As Associate Director (Partnerships) at the Coady International Institute (2009 - 2019), she was responsible for the strategic development of equitable partnerships, program planning and educational design. This involved collaboration across a spectrum of partners and program funders; support to Youth programming and Monitoring Evaluation and Learning (MEL); as well as research, design & adult education. With a capacity-building focus on leadership for collaboration and community engagement, Shelagh designed and facilitated a range of educational courses on Re-thinking Partnership, as well as taught within Coady’s unique Asset-based, Citizen-led Development (ABCD) programs.
This was preceded by 25 years of international cooperation with communities across the globe, including innovative international programming (Country Director, WUSC Sri Lanka), Volunteer Cooperation (Executive Director, VSO Canada), Peace-building (Deputy Director, PRET Sri Lanka) and numerous international management positions related to Youth leadership.
Committed to supporting coalition building and collaboration in order to influence positive change, Shelagh has partnered with universities and civil society organizations in South Asia, South East Asia, Sub-Saharan Africa and the Caribbean; as well as with governments and UN agencies such as ILO, UNOCHA and UNICEF.
She has also been an active volunteer in Canadian networks through local community organizations and national board memberships. Recent involvement includes the Board of the Canadian Council for International Cooperation (CCIC); the Advisory working group for Community Knowledge Exchange (CKX); the Global Affairs Canada Advisory group on civil society partnership and the steering committee for the Next-Generation Leadership: New Models for Canadian Collaboration (Academics/Practitioners).

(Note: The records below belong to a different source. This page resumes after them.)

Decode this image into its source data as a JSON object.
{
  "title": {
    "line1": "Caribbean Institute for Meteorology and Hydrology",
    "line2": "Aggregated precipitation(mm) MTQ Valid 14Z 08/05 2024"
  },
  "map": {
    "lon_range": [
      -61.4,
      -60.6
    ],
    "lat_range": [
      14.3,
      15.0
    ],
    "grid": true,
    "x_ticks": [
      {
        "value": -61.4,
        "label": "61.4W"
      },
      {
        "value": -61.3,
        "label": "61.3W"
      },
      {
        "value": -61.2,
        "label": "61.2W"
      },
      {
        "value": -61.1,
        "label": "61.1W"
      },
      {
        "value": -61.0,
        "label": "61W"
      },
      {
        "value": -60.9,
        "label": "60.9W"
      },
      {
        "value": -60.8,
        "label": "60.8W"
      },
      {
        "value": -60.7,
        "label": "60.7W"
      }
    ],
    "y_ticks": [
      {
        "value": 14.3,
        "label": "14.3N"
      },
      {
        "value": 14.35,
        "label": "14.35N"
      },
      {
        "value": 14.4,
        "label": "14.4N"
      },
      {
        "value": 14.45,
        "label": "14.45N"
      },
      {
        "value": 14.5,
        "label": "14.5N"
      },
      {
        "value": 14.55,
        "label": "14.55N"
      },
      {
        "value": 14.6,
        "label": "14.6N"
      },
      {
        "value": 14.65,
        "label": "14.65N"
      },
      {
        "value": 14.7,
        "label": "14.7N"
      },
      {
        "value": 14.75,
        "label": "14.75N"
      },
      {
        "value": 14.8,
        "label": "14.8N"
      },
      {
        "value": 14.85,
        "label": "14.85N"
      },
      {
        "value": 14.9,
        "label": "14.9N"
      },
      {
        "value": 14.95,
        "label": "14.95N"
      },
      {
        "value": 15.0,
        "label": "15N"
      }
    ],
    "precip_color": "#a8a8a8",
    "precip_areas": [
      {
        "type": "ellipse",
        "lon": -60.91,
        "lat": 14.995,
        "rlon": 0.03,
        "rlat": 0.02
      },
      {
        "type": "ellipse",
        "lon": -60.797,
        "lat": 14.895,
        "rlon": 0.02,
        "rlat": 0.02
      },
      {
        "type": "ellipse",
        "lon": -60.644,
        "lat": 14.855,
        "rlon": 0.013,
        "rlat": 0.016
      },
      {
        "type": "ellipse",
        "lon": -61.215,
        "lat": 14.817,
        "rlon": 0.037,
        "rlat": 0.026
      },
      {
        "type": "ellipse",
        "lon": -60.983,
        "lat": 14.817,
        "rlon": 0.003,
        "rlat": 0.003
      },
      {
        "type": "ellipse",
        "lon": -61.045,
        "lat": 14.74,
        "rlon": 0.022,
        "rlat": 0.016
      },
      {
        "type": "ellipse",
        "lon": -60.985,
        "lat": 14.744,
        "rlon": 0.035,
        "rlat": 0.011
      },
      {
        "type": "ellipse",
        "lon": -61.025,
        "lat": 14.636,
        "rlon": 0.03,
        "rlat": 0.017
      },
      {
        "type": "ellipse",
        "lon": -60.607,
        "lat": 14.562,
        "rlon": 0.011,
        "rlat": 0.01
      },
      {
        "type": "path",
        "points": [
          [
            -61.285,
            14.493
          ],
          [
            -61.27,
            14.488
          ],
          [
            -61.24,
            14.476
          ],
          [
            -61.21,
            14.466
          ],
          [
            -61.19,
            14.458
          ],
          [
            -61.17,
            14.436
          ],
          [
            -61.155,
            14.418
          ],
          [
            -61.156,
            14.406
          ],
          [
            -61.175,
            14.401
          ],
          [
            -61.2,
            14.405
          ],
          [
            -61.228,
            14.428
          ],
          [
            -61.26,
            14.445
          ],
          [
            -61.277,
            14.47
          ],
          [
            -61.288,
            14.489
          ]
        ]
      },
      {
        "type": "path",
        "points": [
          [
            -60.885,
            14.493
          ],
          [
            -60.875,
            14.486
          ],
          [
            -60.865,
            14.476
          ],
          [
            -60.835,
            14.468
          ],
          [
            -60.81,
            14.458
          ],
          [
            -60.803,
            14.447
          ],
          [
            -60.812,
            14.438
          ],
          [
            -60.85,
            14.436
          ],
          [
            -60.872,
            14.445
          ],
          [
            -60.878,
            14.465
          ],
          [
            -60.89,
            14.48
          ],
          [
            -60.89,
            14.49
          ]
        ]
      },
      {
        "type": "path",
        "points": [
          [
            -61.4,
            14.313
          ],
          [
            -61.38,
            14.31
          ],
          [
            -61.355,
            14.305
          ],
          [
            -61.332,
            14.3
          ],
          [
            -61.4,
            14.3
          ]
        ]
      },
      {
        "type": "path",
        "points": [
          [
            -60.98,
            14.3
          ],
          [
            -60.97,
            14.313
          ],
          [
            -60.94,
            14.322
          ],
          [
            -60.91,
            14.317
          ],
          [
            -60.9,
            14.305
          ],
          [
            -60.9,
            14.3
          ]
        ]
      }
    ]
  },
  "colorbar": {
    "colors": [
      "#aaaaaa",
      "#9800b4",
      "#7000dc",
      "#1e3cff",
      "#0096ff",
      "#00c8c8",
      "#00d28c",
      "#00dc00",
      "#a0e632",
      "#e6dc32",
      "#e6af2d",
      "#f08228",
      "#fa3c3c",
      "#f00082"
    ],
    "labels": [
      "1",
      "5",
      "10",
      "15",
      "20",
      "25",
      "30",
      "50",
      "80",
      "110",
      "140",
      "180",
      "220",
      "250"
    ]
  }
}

In addition to being Chair of the Royal Roads University School of Education and Technology (SET) Advisory Council, Shelagh is currently Treasurer of the board of the Atlantic Council for International Cooperation.
As a practitioner, her research, conference presentations and publications include work on Equitable & Multi-stakeholder Partnerships, Facilitating Transformative Leadership Learning as well as Community Participation and Conflict Management.